Synthetic small molecules that control stem cell fate

Abstract

In an attempt to better understand and control the processes that regulate stem cell fate, we have set out to identify small molecules that induce neuronal differentiation in embryonic stem cells (ESCs). A high-throughput phenotypic cell-based screen of kinase-directed combinatorial libraries led to the discovery of TWS119, a 4,6-disubstituted pyrrolopyrimidine that can induce neurogenesis in murine ESCs. The target of TWS119 was shown to be glycogen synthase kinase-3beta (GSK-3beta) by both affinity-based and biochemical methods. This study provides evidence that GSK-3beta is involved in the induction of mammalian neurogenesis in ESCs.

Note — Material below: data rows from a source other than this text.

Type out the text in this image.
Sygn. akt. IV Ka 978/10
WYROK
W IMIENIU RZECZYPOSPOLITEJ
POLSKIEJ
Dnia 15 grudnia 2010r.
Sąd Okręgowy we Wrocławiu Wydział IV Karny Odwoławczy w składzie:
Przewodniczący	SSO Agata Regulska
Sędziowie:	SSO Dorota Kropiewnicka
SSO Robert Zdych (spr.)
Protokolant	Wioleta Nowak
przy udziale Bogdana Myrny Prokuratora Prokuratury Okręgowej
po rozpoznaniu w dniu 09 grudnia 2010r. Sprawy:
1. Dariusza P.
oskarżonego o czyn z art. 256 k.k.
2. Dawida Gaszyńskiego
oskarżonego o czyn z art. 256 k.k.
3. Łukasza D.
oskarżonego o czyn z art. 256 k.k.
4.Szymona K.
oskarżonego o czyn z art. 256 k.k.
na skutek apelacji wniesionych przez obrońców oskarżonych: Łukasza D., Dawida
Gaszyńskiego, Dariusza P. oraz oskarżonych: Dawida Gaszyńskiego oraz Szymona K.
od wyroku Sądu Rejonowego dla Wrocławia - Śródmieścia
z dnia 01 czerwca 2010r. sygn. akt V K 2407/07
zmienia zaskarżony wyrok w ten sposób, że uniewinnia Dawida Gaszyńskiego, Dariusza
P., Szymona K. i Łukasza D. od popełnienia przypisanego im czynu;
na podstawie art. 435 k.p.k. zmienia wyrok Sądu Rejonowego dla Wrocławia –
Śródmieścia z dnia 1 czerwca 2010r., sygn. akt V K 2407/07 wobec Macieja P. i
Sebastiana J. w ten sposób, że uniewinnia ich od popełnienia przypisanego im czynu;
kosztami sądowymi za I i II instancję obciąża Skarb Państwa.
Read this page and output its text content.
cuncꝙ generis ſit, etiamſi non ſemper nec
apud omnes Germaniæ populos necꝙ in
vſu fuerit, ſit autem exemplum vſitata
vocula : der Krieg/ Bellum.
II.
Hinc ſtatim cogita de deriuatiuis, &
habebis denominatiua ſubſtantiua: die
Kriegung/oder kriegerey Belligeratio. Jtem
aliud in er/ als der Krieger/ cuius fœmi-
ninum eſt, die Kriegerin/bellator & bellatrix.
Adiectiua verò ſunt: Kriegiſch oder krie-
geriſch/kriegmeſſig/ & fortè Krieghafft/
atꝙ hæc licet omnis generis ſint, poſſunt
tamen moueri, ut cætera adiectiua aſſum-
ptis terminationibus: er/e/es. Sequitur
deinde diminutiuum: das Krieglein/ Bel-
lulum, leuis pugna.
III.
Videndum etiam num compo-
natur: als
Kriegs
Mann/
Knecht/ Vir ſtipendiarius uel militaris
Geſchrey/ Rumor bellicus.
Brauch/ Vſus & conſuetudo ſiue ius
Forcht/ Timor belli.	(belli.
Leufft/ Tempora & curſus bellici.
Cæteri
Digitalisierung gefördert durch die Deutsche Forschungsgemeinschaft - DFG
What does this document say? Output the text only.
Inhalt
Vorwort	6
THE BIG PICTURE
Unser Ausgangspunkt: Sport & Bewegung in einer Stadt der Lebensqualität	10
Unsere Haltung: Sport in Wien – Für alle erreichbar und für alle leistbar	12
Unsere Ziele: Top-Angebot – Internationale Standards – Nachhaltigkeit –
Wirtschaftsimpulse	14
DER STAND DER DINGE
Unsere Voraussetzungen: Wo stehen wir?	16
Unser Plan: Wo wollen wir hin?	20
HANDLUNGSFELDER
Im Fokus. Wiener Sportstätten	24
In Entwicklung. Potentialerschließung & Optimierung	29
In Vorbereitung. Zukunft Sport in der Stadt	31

This and such other molecules are likely to provide insights into the molecular mechanisms that control stem cell fate, and may ultimately be useful to in vivo stem cell biology and therapy.

Fig. 1.

Structures of 4,6-disubstituted pyrrolopyrimidines and affinity matrices.

Fig. 2.

Induction of neurogenesis by TWS119. P19 cells were treated with 1–5 μM TWS119 for 2 days and cultured in compound-free MEMα supplemented with 2% FBS for an additional 2–14 days (B27-supplemented neurobasal medium was used for culturing longer than 10 days) before fixing and immunostaining with various neuronal specific antibodies. (A–F) Immunofluorescence staining for nestin, neurofilament-M/TuJ1, Map2(a+b)/TuJ1, NeuN/TuJ1, glutamate, and synapsin 1. (G–H) Under similar conditions, TWS119 can also induce murine ESCs (D3 cell line) to differentiate into neurons as indicated by immunofluorescence staining for neurofilament-M/TuJ1 and Map2(a+b)/TuJ1.

Fig. 3.

Silver staining and Western blot analysis of proteins retained by affinity supports and SPR-based binding assay. (A) Total protein extracts from P19 cells lysed with PY buffer plus 0.4% Nonidet P-40 were loaded onto affinity supports AS·101, AS·102, AS·119, AS·113, and AS·121. After three washes with bead buffer, bound proteins were resolved by SDS/PAGE and revealed by silver staining. (B) Proteins retained by AS·101, AS·102, and AS·119 affinity supports were confirmed to be GSK-3β by Western blotting with anti-GSK-3β antibody. (C) SPR-based interaction analysis of TWS119 with recombinant GSK-3β. A GST-GSK-3β fusion protein was immobilized on an S series CM5 biosensor chip (≈17,000 relative light units) via EDC coupling reactions. Ligand binding with increasing concentrations of TWS119 (2–1,000 nM) were analyzed on a BIAcore S51 instrument. Analysis of the equilibrium binding responses was performed assuming a 1:1 binding model. The average affinity for TWS119 binding to GSK-3β was determined at K_D = 126 ± 11 nM in four independent experiments.

Fig. 4.

Effects on β-catenin-dependent signaling on treatment of P19 cells with TWS119. (A) β-catenin levels were analyzed by Western blot with anti-β-catenin antibody in P19 cells treated with TWS121 (24 h, 10 μM), TWS101 (24 h, 5 μM), and TWS119 (24 h, 3 μM). (B) pTOPFLASH luciferase reporter assay in a P19 monolayer treated with TWS analogs and P19 aggregates treated with RA: P19 cells were cotransfected with pTOPFLASH (containing four consensus LEF-1/TCF-1 binding sites, a minimal promoter, and a firefly luciferase reporter) and Renilla luciferase control reporter (Promega). After 24 h, cells were trypsinized and replated into a 96-well tissue culture plate and treated with TWS analogs, or plated into Petri dishes and treated with RA in MEMα with 5% FBS 12 h postplating. Thirty-six hours later, cells were lysed, and protein extracts were assayed for luciferase activity. The increase in firefly luciferase activity was normalized to Renilla luciferase activity and represents the average of three experiments.